Furthermore, an LCFS is not an air quality program, so meaningful health benefits from an LCFS are unlikely. CARB estimates that California’s LCFS decreases annual nitrogen oxide emissions from the state’s transportation sector by less than 1% and particulate matter by less than 2% — two key pollutants that impact human health.

These environmental impact estimates do not take into consideration emissions from “fuel shuffling” which occurs when transporting fuels over long distances into and within the state to comply with the LCFS. Our research has documented that changes in the fuel market supply due to an LCFS as well as the additional transport required for feedstocks and finished fuels also have impacts on greenhouse gas emissions and air quality, which must be considered.

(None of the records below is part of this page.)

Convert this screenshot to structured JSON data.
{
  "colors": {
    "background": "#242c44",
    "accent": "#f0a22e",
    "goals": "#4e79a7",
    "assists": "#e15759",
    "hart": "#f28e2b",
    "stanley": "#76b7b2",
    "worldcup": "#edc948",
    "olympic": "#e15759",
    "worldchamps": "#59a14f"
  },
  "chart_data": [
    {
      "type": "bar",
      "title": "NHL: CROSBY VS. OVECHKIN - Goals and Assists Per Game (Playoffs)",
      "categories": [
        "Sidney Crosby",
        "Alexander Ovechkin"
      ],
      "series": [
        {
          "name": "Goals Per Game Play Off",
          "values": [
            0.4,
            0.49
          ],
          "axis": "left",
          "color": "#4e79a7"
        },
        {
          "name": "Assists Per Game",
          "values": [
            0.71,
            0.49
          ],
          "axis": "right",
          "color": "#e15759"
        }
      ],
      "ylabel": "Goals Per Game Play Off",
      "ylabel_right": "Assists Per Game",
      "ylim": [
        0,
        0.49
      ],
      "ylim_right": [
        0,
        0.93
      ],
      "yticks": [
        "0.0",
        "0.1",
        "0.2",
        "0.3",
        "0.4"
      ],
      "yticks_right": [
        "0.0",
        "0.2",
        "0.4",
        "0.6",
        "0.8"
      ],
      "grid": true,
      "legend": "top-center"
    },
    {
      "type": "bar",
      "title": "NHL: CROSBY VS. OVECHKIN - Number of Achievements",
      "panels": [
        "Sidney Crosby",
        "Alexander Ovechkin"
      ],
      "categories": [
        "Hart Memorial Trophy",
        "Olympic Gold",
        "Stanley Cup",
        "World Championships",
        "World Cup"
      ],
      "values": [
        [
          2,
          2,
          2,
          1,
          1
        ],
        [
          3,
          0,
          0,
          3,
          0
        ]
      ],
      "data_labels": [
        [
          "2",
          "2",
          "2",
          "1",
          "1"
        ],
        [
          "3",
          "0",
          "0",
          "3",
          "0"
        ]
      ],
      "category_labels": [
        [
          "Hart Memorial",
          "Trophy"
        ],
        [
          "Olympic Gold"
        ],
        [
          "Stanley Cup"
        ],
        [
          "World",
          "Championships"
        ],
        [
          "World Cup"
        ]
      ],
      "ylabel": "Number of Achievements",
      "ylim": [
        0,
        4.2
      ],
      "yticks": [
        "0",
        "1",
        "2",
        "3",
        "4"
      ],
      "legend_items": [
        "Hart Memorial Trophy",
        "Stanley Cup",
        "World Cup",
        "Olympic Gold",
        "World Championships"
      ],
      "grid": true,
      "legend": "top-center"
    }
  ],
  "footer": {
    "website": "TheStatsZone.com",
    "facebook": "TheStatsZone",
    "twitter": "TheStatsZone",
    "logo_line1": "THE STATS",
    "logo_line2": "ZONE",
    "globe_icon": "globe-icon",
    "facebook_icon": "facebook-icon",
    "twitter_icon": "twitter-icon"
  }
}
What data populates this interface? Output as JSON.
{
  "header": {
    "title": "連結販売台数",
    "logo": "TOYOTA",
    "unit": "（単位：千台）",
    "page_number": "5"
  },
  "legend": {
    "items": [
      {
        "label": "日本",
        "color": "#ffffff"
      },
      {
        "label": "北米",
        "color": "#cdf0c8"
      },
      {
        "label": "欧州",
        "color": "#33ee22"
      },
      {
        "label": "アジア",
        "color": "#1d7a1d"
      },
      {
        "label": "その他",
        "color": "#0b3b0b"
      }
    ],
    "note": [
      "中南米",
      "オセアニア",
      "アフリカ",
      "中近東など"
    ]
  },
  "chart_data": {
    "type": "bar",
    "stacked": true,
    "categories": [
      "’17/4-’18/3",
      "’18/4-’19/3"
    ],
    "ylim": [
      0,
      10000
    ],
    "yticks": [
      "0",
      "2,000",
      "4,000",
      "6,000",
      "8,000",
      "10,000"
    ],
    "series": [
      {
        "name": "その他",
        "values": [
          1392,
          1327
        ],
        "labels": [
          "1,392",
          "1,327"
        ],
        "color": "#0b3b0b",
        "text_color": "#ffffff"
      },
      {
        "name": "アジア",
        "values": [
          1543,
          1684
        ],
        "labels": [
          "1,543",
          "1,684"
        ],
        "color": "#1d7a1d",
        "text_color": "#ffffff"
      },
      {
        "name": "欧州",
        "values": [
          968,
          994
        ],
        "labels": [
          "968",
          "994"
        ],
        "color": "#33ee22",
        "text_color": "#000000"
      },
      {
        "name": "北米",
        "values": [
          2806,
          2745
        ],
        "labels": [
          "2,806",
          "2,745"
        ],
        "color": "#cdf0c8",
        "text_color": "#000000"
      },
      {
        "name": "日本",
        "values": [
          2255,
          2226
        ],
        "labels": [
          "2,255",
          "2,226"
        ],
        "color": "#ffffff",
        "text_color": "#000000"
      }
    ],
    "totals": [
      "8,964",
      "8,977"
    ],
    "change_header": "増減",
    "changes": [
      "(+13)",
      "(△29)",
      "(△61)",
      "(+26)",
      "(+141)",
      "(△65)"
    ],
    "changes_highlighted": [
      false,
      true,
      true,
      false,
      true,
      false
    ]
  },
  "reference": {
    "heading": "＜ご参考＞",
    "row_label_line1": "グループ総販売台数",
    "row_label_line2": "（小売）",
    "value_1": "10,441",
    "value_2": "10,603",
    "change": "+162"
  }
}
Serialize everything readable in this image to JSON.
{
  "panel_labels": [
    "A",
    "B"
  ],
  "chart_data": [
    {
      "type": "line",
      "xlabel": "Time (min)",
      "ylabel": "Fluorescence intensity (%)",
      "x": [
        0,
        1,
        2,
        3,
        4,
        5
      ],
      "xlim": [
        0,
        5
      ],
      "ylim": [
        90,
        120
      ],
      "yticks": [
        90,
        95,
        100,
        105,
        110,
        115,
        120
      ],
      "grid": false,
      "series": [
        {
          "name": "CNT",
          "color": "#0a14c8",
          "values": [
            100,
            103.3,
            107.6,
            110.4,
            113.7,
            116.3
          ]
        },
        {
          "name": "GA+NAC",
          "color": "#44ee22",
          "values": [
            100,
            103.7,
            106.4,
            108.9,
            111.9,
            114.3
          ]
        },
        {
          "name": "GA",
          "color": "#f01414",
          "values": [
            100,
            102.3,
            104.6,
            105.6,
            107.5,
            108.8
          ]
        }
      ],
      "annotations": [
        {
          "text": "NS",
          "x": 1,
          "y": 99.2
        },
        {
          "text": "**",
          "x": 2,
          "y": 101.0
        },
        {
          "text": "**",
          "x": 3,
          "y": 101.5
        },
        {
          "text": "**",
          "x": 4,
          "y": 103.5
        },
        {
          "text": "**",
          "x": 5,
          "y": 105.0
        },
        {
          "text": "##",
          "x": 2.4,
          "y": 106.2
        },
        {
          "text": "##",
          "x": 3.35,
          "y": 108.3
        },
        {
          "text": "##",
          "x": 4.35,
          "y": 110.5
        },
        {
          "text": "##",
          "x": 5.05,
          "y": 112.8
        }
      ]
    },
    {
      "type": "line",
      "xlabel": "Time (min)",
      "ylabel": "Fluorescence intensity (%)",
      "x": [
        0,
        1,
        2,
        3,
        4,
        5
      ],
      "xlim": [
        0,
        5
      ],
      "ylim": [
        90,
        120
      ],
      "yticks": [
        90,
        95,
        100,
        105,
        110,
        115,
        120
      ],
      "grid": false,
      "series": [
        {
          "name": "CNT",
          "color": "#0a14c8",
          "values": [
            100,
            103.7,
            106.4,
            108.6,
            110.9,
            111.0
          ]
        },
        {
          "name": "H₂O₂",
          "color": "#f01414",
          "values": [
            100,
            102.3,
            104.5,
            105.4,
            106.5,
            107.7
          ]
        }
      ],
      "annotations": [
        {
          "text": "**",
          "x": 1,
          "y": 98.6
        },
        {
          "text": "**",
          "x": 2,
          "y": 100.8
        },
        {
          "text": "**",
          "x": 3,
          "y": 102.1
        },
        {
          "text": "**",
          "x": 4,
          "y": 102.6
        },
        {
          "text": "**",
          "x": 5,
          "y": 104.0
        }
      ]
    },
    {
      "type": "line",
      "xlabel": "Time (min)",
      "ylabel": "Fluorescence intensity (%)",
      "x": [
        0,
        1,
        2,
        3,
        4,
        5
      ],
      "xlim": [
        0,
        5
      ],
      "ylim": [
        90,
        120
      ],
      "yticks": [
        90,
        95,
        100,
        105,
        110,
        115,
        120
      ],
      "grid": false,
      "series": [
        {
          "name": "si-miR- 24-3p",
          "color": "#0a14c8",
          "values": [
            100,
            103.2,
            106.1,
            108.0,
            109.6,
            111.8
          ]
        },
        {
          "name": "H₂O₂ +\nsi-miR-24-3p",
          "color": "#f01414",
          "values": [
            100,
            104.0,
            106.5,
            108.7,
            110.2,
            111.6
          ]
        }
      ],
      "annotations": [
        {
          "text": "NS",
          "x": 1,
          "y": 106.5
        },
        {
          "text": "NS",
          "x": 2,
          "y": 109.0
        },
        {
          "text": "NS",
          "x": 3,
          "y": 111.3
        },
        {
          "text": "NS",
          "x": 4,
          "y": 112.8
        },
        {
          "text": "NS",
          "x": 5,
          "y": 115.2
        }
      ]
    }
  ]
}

Lastly, an LCFS is unlikely to spur an expansive biofuel industry in Washington with associated job creation. In California, for instance, only 12% of liquid biofuel fuel pathways registered under LCFS — including ethanol, biodiesel and renewable diesel — come from in-state production facilities. The vast majority of biofuel production facilities are located in the Midwest due to close proximity of appropriate feedstocks and friendlier business climates.

Accounting for other alternative transportation fuels like natural gas, electricity and propane, only 20% of fuel production facilities are located in California. These fuels face their own set of challenges like deployment of accompanying vehicle technologies and infrastructure availability.

In considering whether to adopt an LCFS in Washington, actual data from California and Oregon — the only two states with this fuel mandate — provide important insight on whether an LCFS would be effective in reducing GHG emissions or providing other benefits in the state.